PR disasters that aren’t
Year’s end brings it with it the inevitable parade of lists, top 10 this and worst that. The end of a decade merely exacerbates the need that compels so many to create these lists.
One of the more intriguing lists I’ve seen so far details the 15 biggest PR disasters of the decade. But the more I read through this (and other) lists, the more I wondered: What constitutes a PR disaster?
Looking at the incidents covered on most lists, it would seem to be any event that got bad press. But PR isn’t about creating the illusion that everything in an organization is 100% hunky dory 100% of the time. It’s about building strong relationships with constituent audiences and maintaining a strong reputation.
Companies experience plenty of disasters. There are explosions at factories, oil tankers that spill their loads into ecologically sensitive seas, unethical executives who get caught doing unethical things, stupid executives who get caught doing stupid things, honest mistakes in judgment, and more. It’s wrong, though, to label all of these PR disasters just because they get ink.
It follows, then, that a PR disaster is one in which…
- The organization loses the support of its constituents and finds it harder to engage in its normal activities, or
- The company’s reputation takes a hit so severe that its performance is affected
Even operations or some other function is to blame for the disaster, companies rely on communications to retain stakeholder support and to shore up the company’s reputation. The disaster becomes a PR disaster when communicators make bad decisions (or when the company fails to pay attention to its PR people, as was the case when AIG decided to host a half-million-dollar retreat on the heels of receiving $85 billion in taxpayer bailout money).
By this standard, few of the disasters listed by The Business Insider qualify as true disasters.
Some of the items on the list aren’t PR disasters at all. Take JetBlue’s 2007 nightmare, when the airline kept planes on the runway when others were beating it back to the terminal, stranding passengers for up to 11 hours on cold planes with inadequate food and beverage and backed-up toilets. This was an operational disaster, to be sure, but most consider it a PR triumph, one in which then-CEO Dave Neeleman became the poster boy for authentic direct-to-consumer communication with his now-famous YouTube video. In that video, Neeleman outlined JetBlue’s passenger bill of rights, heading off legislative action that would have likely resulted in even more onerous rules.
More to the point, though, is the fact that JetBlue did not lose customer loyalty and grew even more successful in the wake of the disaster. JetBlue’s tale is about an incident that could have been a PR disaster but, through effective and honest communication, never became one.
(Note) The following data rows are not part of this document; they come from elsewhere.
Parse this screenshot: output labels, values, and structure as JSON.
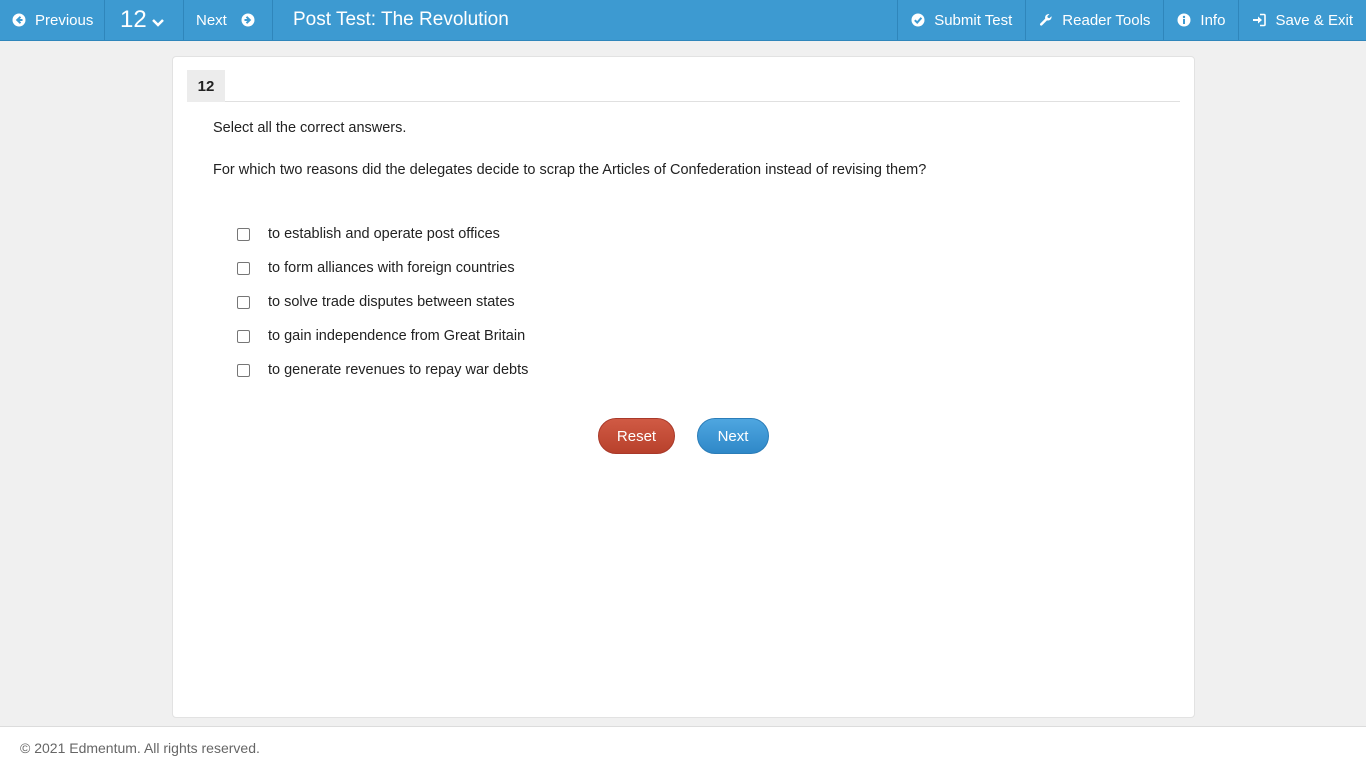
{
  "topbar": {
    "previous_label": "Previous",
    "question_number": "12",
    "next_label": "Next",
    "title": "Post Test: The Revolution",
    "submit_label": "Submit Test",
    "reader_tools_label": "Reader Tools",
    "info_label": "Info",
    "save_exit_label": "Save & Exit"
  },
  "question": {
    "number": "12",
    "instruction": "Select all the correct answers.",
    "prompt": "For which two reasons did the delegates decide to scrap the Articles of Confederation instead of revising them?",
    "options": [
      {
        "label": "to establish and operate post offices",
        "checked": false
      },
      {
        "label": "to form alliances with foreign countries",
        "checked": false
      },
      {
        "label": "to solve trade disputes between states",
        "checked": false
      },
      {
        "label": "to gain independence from Great Britain",
        "checked": false
      },
      {
        "label": "to generate revenues to repay war debts",
        "checked": false
      }
    ]
  },
  "buttons": {
    "reset_label": "Reset",
    "next_label": "Next"
  },
  "footer": {
    "copyright": "© 2021 Edmentum. All rights reserved."
  },
  "colors": {
    "topbar": "#3d9ad1",
    "reset": "#c24d37",
    "next": "#3d97d6"
  }
}
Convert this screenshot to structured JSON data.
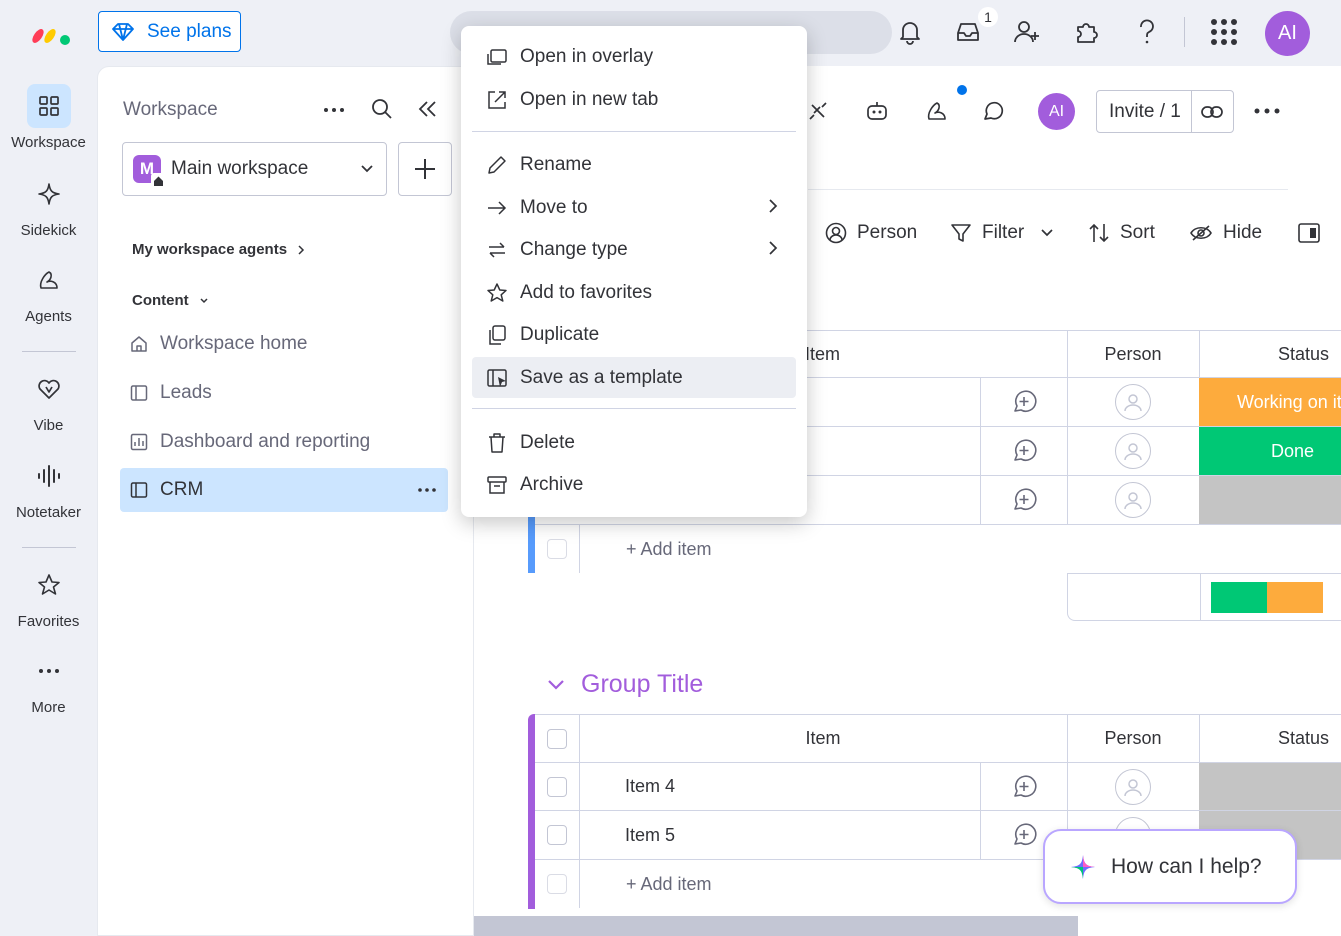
{
  "topbar": {
    "see_plans": "See plans",
    "inbox_count": "1",
    "avatar": "AI"
  },
  "rail": {
    "items": [
      {
        "label": "Workspace",
        "icon": "grid-icon"
      },
      {
        "label": "Sidekick",
        "icon": "sparkle-icon"
      },
      {
        "label": "Agents",
        "icon": "agents-icon"
      },
      {
        "label": "Vibe",
        "icon": "heart-icon"
      },
      {
        "label": "Notetaker",
        "icon": "waveform-icon"
      },
      {
        "label": "Favorites",
        "icon": "star-icon"
      },
      {
        "label": "More",
        "icon": "more-dots-icon"
      }
    ]
  },
  "workspace": {
    "title": "Workspace",
    "selector": "Main workspace",
    "selector_badge": "M",
    "agents_section": "My workspace agents",
    "content_section": "Content",
    "items": [
      {
        "label": "Workspace home",
        "icon": "home-icon"
      },
      {
        "label": "Leads",
        "icon": "board-icon"
      },
      {
        "label": "Dashboard and reporting",
        "icon": "dashboard-icon"
      },
      {
        "label": "CRM",
        "icon": "board-icon"
      }
    ]
  },
  "board": {
    "avatar": "AI",
    "invite": "Invite / 1",
    "toolbar": {
      "person": "Person",
      "filter": "Filter",
      "sort": "Sort",
      "hide": "Hide"
    },
    "columns": {
      "item": "Item",
      "person": "Person",
      "status": "Status"
    },
    "group1": {
      "statuses": [
        "Working on it",
        "Done",
        ""
      ],
      "add_item": "+ Add item"
    },
    "group2": {
      "title": "Group Title",
      "rows": [
        "Item 4",
        "Item 5"
      ],
      "add_item": "+ Add item"
    },
    "status_summary": [
      {
        "label": "Done",
        "share": 0.5
      },
      {
        "label": "Working on it",
        "share": 0.5
      }
    ]
  },
  "colors": {
    "primary": "#0073ea",
    "working": "#fdab3d",
    "done": "#00c875",
    "empty_status": "#c4c4c4",
    "group2": "#a25ddc",
    "group1": "#579bfc"
  },
  "context_menu": {
    "items": [
      {
        "label": "Open in overlay",
        "icon": "overlay-icon"
      },
      {
        "label": "Open in new tab",
        "icon": "external-link-icon"
      },
      {
        "label": "Rename",
        "icon": "pencil-icon"
      },
      {
        "label": "Move to",
        "icon": "arrow-right-icon"
      },
      {
        "label": "Change type",
        "icon": "swap-icon"
      },
      {
        "label": "Add to favorites",
        "icon": "star-icon"
      },
      {
        "label": "Duplicate",
        "icon": "duplicate-icon"
      },
      {
        "label": "Save as a template",
        "icon": "template-icon"
      },
      {
        "label": "Delete",
        "icon": "trash-icon"
      },
      {
        "label": "Archive",
        "icon": "archive-icon"
      }
    ]
  },
  "help": {
    "text": "How can I help?"
  }
}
That same year, the Cartoon Network had devices with flashing lights placed under bridges, which prompted a panic in Boston as bridges were shut down so authorities could investigate what appeared to be a bomb scare. This led to criminal charges and the departure of Cartoon Network chief Jim Samples. But did viewership of Cartoon Network shows decline? Did advertisers bolt? Did the network’s reputation suffer at all? It seems not.
And so it goes with most of the “disasters” that made the list. Janet Jackson’s wardrobe “malfunction” during the halftime show of the 2004 Super Bowl? Lots of complaints ensued (the FCC logged over half a million of them) and the NFL has been careful to book only family-friendly acts, but nobody boycotted the 2005 Super Bowl, as far as I know, and the NFL never took a hit. CBS was fined a record $550,000, but did CBS lose the support of its constituents? Was it harder to conduct business? Other than the fine (a drop in the bucket for a company that made just shy of $14 billion in sales in 2008), the experience doesn’t seem to have had any long-term consequences.
The entries on the list that seem to qualify as true disasters are, in fact, the ones with long-lasting repercussions. The worst of the batch involve ethical breeches, like Merck’s decision to release Vioxx despite preliminary research that the painkiller could result in heart attacks. The 2004 recall of Vioxx after four years on the market cost the company one fortune. Settling litigation cost it another. The company’s reputation plummeted. It lost the support of some of its constituents, and its credibility has suffered a blow from which it has not recovered.
Look at the list for yourself. How many do you think are genuine PR disasters? In my view, most stories labeled PR disasters are really just tempests in teacups, usually because the organization suffered no dire consequences, often because PR came to the rescue.
Which, of course, is one of the reasons companies have PR capabilities to begin with.